L’auteur Nikowe Germain AMONI et son éditeur Jean Bergeron
des Éditions Mots en toile lors du lancement du roman

Fondateur de la Maison de l’Afrique en 2006, ancien professeur d’université et ex-professionnel du gouvernement du Québec maintenant à la retraite, Nikowe Germain AMONI a plus d’une corde à son arc. En effet, ce Verdunois d’adoption, docteur en sciences économiques de la Sorbonne, vient de publier un roman qui met en scène des personnages de son Afrique natale.

«Voyage dans l’Afrique cachée» est un récit palpitant où l’auteur Nikowe Germain AMONI relate le destin de deux amants: Monikar et Doungous. Lors d’une noce dans le quartier cosmopolite de Côte-des-Neiges, Monikar revoit Doungous après plusieurs années de séparation, Doungous Salé, son amour de jeunesse. Submergée par les souvenirs de sa relation avec lui et de leur rupture, Monikar parvient ensuite, à force d’ingéniosité et de patience, à ramener Doungous dans son pays.

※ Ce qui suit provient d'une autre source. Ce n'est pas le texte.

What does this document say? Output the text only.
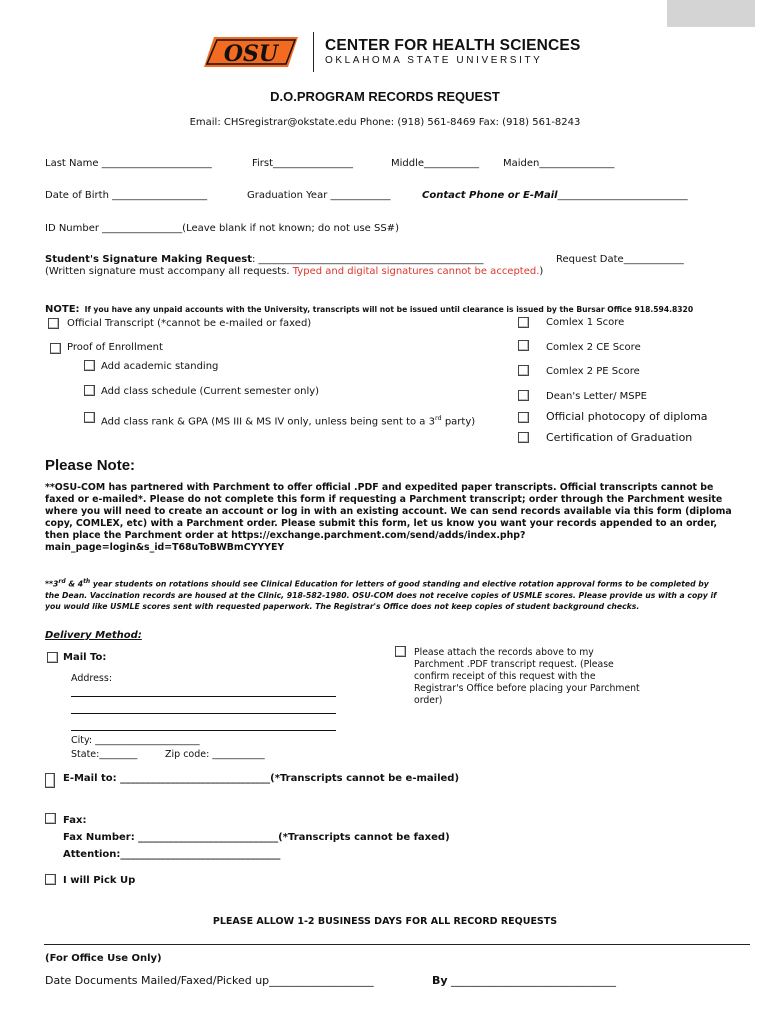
OSU	CENTER FOR HEALTH SCIENCES
OKLAHOMA STATE UNIVERSITY
D.O.PROGRAM RECORDS REQUEST
Email: CHSregistrar@okstate.edu Phone: (918) 561-8469 Fax: (918) 561-8243
Last Name ______________________	First________________	Middle___________ Maiden_______________
Date of Birth ___________________	Graduation Year ____________	Contact Phone or E-Mail__________________________
ID Number ________________(Leave blank if not known; do not use SS#)
Student's Signature Making Request: _____________________________________________	Request Date____________
(Written signature must accompany all requests. Typed and digital signatures cannot be accepted.)
NOTE: If you have any unpaid accounts with the University, transcripts will not be issued until clearance is issued by the Bursar Office 918.594.8320
Official Transcript (*cannot be e-mailed or faxed)
Proof of Enrollment
Add academic standing
Add class schedule (Current semester only)
Add class rank & GPA (MS III & MS IV only, unless being sent to a 3rd party)
Comlex 1 Score
Comlex 2 CE Score
Comlex 2 PE Score
Dean's Letter/ MSPE
Official photocopy of diploma
Certification of Graduation
Please Note:
**OSU-COM has partnered with Parchment to offer official .PDF and expedited paper transcripts. Official transcripts cannot be faxed or e-mailed*. Please do not complete this form if requesting a Parchment transcript; order through the Parchment wesite where you will need to create an account or log in with an existing account. We can send records available via this form (diploma copy, COMLEX, etc) with a Parchment order. Please submit this form, let us know you want your records appended to an order, then place the Parchment order at https://exchange.parchment.com/send/adds/index.php?main_page=login&s_id=T68uToBWBmCYYYEY
**3rd & 4th year students on rotations should see Clinical Education for letters of good standing and elective rotation approval forms to be completed by the Dean. Vaccination records are housed at the Clinic, 918-582-1980. OSU-COM does not receive copies of USMLE scores. Please provide us with a copy if you would like USMLE scores sent with requested paperwork. The Registrar's Office does not keep copies of student background checks.
Delivery Method:
Mail To:
Address:
City: ______________________
State:________	Zip code: ___________
Please attach the records above to my Parchment .PDF transcript request. (Please confirm receipt of this request with the Registrar's Office before placing your Parchment order)
E-Mail to: ______________________________(*Transcripts cannot be e-mailed)
Fax:
Fax Number: ____________________________(*Transcripts cannot be faxed)
Attention:________________________________
I will Pick Up
PLEASE ALLOW 1-2 BUSINESS DAYS FOR ALL RECORD REQUESTS
(For Office Use Only)
Date Documents Mailed/Faxed/Picked up___________________	By ______________________________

Pour les besoins du roman, l’auteur parle d’un pays fictif qu’il nomme le El Sarabaye, un pays attachant situé quelque part en Afrique de l’Ouest. Le président d’El Sarabaye, Adoum  Mebaylaye est l’oncle maternel de Monikar; celui-ci trouve en Doungous Salé  un partenaire clairvoyant et intègre, capable de contribuer à la bonne gouvernance du pays. Or, pour devenir l’adjoint de Mebaylaye, Doungous devra se conformer à plusieurs rites initiatiques et affronter des obstacles inattendus. Le retour de Doungous Salé au El Sarabaye donne donc lieu au plus extraordinaire voyage à travers un monde de traditions et de mystères où la femme occupe un rôle stratégique. En entrevue, l’auteur a d’ailleurs insisté sur le pouvoir de la femme dans la vie africaine. «Mon roman est dédié à la femme qui pour moi, est l’avenir de l’Afrique».